Given a 2d grid map of '1's (land) and '0's (water), count the number of islands. An island is surrounded by water and is formed by connecting adjacent lands horizontally or vertically. You may assume all four edges of the grid are all surrounded by water.

Example 1:

Input:

11110
11010
11000
00000

Output: 1

My logic is to simply do dfs from every node and keep track of the connected components. Am getting Time Limit Exceeded (TLE) for the 46th test case, can someone help me optimize this code?

class Solution(object):

def numIslands(self, grid):

    def in_grid(x, y):
        return 0 <= x < len(grid) and 0 <= y < len(grid[0])

    def neighbours(node):
        p, q = node
        dir = [(-1, 0), (0, 1), (1, 0), (0, -1)]
        return [(x, y) for x, y in [(p + i, q + j) for i, j in dir] if in_grid(x, y)]

    def dfs(node):
        visited.append(node)
        for v in neighbours(node):
            if grid[v[0]][v[1]]== "1" and v not in visited:
                dfs(v)

    components = 0
    visited = []
    for i in range(len(grid)):
        for j in range(len(grid[0])):
            node = (i, j)
            if grid[i][j] == "1" and node not in visited:
                components += 1
                dfs(node)

    return components

Solution

  • I think your approach is correct. However you are using visited as a list which takes O(n) to search a value. So its overall time complexity is O(N^2). I would suggest to use set rather than list which is a hash table.

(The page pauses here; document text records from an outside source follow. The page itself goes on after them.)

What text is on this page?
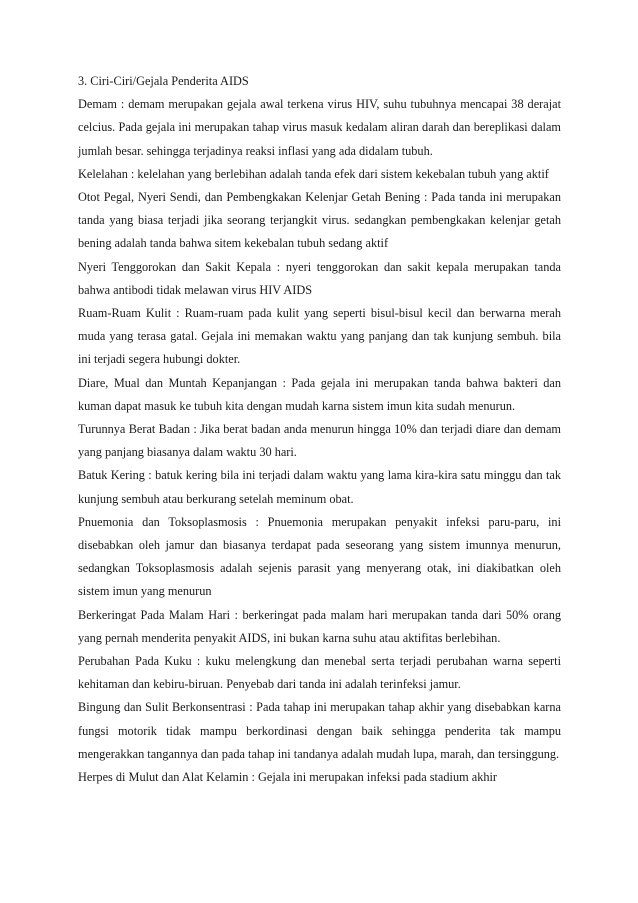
3. Ciri-Ciri/Gejala Penderita AIDS

Demam : demam merupakan gejala awal terkena virus HIV, suhu tubuhnya mencapai 38 derajat celcius. Pada gejala ini merupakan tahap virus masuk kedalam aliran darah dan bereplikasi dalam jumlah besar. sehingga terjadinya reaksi inflasi yang ada didalam tubuh.

Kelelahan : kelelahan yang berlebihan adalah tanda efek dari sistem kekebalan tubuh yang aktif

Otot Pegal, Nyeri Sendi, dan Pembengkakan Kelenjar Getah Bening : Pada tanda ini merupakan tanda yang biasa terjadi jika seorang terjangkit virus. sedangkan pembengkakan kelenjar getah bening adalah tanda bahwa sitem kekebalan tubuh sedang aktif

Nyeri Tenggorokan dan Sakit Kepala : nyeri tenggorokan dan sakit kepala merupakan tanda bahwa antibodi tidak melawan virus HIV AIDS

Ruam-Ruam Kulit : Ruam-ruam pada kulit yang seperti bisul-bisul kecil dan berwarna merah muda yang terasa gatal. Gejala ini memakan waktu yang panjang dan tak kunjung sembuh. bila ini terjadi segera hubungi dokter.

Diare, Mual dan Muntah Kepanjangan : Pada gejala ini merupakan tanda bahwa bakteri dan kuman dapat masuk ke tubuh kita dengan mudah karna sistem imun kita sudah menurun.

Turunnya Berat Badan : Jika berat badan anda menurun hingga 10% dan terjadi diare dan demam yang panjang biasanya dalam waktu 30 hari.

Batuk Kering : batuk kering bila ini terjadi dalam waktu yang lama kira-kira satu minggu dan tak kunjung sembuh atau berkurang setelah meminum obat.

Pnuemonia dan Toksoplasmosis : Pnuemonia merupakan penyakit infeksi paru-paru, ini disebabkan oleh jamur dan biasanya terdapat pada seseorang yang sistem imunnya menurun, sedangkan Toksoplasmosis adalah sejenis parasit yang menyerang otak, ini diakibatkan oleh sistem imun yang menurun

Berkeringat Pada Malam Hari : berkeringat pada malam hari merupakan tanda dari 50% orang yang pernah menderita penyakit AIDS, ini bukan karna suhu atau aktifitas berlebihan.

Perubahan Pada Kuku : kuku melengkung dan menebal serta terjadi perubahan warna seperti kehitaman dan kebiru-biruan. Penyebab dari tanda ini adalah terinfeksi jamur.

Bingung dan Sulit Berkonsentrasi : Pada tahap ini merupakan tahap akhir yang disebabkan karna fungsi motorik tidak mampu berkordinasi dengan baik sehingga penderita tak mampu mengerakkan tangannya dan pada tahap ini tandanya adalah mudah lupa, marah, dan tersinggung.

Herpes di Mulut dan Alat Kelamin : Gejala ini merupakan infeksi pada stadium akhir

    There is just two parts to revise:

    • visited = [] -> visited = set()
    • visited.append(node) ->visited.add(node)

    I confirmed that it is accepted. Now node not in visited takes O(1) so the overall time complexity is O(N).

    % Like most of other LeetCode problems, the problem statement does not give any information about input data. But as your code is TLE so we can assume that we cannot solve it with time complexity O(n^2).